Huppin’s readies second store for Wednesday opening

Chris DelPizzo helps stock the new North Division Street Huppin’s store Friday. The store opens Wednesday. (Christopher Anderson)

When Huppin’s Hi-Fi, Photo & Video opens its new store on North Division Street on Wednesday, the Spokane electronics retailer won’t bother renting one of those super-bright searchlights to call attention to the event.

The locally owned company is adding extra lighting inside the store, which company President Murray Huppin said is his way of making sure customers feel part of something modern, sleek and technologically hip.

Much like Apple’s retail stores, the second Huppin’s location is clean, well-lit and ultra-organized from edge to edge.

The store’s 8,500 square feet are laid out in modules, each with signs indicating which room is the “design center,” “audio center” or other choices.

Last week, walking through the store as work continued, Huppin decided the ceiling-mounted LED lights originally chosen weren’t bright enough.

He had other lights installed, saying, “We decided we needed more lights in there, to throw more illumination onto the main area.”

The company declined to say what it spent on buying and renovating the building at 8016 N. Division.

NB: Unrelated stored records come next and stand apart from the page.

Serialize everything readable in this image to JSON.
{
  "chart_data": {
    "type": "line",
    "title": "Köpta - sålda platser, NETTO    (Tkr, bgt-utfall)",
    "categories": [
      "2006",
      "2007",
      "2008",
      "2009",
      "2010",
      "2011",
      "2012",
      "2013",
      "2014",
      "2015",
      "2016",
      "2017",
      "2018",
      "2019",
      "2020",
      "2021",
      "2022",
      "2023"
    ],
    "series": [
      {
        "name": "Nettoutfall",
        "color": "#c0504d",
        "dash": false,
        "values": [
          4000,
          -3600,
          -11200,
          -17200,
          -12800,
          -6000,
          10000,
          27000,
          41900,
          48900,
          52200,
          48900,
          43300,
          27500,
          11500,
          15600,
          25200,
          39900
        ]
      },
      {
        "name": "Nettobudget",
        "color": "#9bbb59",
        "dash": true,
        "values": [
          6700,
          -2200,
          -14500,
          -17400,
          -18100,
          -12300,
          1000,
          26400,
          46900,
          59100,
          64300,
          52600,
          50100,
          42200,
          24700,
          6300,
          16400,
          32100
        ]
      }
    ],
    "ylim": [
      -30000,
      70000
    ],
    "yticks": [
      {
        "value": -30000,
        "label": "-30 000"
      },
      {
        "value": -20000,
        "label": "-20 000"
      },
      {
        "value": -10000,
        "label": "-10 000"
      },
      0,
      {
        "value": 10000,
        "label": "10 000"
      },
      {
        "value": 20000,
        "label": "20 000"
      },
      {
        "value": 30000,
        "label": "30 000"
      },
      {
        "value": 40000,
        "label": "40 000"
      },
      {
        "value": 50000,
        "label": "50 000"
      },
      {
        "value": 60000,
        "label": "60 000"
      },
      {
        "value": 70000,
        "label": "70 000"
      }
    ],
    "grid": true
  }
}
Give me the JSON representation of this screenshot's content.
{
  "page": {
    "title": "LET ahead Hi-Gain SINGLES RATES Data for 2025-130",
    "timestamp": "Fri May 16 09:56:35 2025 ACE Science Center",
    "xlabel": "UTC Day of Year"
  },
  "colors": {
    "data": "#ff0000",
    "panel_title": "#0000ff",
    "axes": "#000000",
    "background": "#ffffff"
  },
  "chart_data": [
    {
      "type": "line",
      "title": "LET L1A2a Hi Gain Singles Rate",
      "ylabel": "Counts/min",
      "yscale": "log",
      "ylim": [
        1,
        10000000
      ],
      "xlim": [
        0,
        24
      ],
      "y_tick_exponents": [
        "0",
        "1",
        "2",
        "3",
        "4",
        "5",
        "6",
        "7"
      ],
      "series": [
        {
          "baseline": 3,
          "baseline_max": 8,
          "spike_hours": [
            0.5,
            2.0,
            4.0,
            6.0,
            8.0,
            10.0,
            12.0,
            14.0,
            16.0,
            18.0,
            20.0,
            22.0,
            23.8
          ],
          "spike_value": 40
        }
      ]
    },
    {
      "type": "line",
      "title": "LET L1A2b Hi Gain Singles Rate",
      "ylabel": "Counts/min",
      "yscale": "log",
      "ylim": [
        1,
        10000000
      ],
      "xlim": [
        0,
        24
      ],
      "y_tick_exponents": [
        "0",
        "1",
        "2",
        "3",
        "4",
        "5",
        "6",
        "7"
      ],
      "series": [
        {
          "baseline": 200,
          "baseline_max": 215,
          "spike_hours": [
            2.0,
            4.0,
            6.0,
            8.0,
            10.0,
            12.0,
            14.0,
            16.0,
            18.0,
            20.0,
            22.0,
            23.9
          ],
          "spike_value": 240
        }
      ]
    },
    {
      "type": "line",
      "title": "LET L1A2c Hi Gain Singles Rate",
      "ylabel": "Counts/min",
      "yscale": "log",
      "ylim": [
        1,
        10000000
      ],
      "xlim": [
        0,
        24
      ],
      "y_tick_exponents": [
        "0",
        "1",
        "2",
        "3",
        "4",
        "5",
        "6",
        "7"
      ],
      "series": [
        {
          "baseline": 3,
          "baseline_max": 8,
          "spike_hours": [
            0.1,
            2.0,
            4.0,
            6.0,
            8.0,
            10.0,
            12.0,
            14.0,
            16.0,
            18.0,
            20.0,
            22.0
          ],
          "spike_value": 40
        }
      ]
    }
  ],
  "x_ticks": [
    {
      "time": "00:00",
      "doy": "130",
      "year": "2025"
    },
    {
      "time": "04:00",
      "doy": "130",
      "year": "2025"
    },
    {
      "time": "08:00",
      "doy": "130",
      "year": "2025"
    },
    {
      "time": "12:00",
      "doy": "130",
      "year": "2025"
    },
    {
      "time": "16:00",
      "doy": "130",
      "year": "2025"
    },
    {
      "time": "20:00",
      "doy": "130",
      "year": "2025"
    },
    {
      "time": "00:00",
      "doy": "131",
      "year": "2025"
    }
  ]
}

Huppin visited numerous consumer electronics stores nationwide and tried to combine the best elements in this location, he said.

The building was once the home of Magnolia Hi-Fi, then became the Furniture Superstore. Huppin joined an LLC partnership that bought the building last year and began planning the remodeling.

“We started with a plain shell, which gave us the chance to take the design to the next level,” Huppin said. Huppin’s downtown store, on West Main, has been cobbled together, he said.

“There are four separate old storefronts where our downtown store is now,” he said.

In the new store, two rooms showcase home theater systems and higher-quality HD TVs, speakers and accessories.

One large display is devoted completely to headphones; the store will stock more than 200 headphones, with many priced below $20 but ranging up to premium headsets like the Grado PS1000, which retails at $1,695.

That focus stems from market research that shows people now spend more per capita on headphones than on speakers, Huppin said. “The headphone business is all about fashion, style and motion,” he added.

Huppin said the store also will focus on showing customers how to use technology to share photos, music, video and information easily from one device to another.

The new store will have a staff of about 20 people.

Huppin said that the company still is “very committed to the downtown store,” noting that the two stores will offer essentially the same merchandise and service.

“One big difference,” he said, “is the North Division store will have 120 parking places.”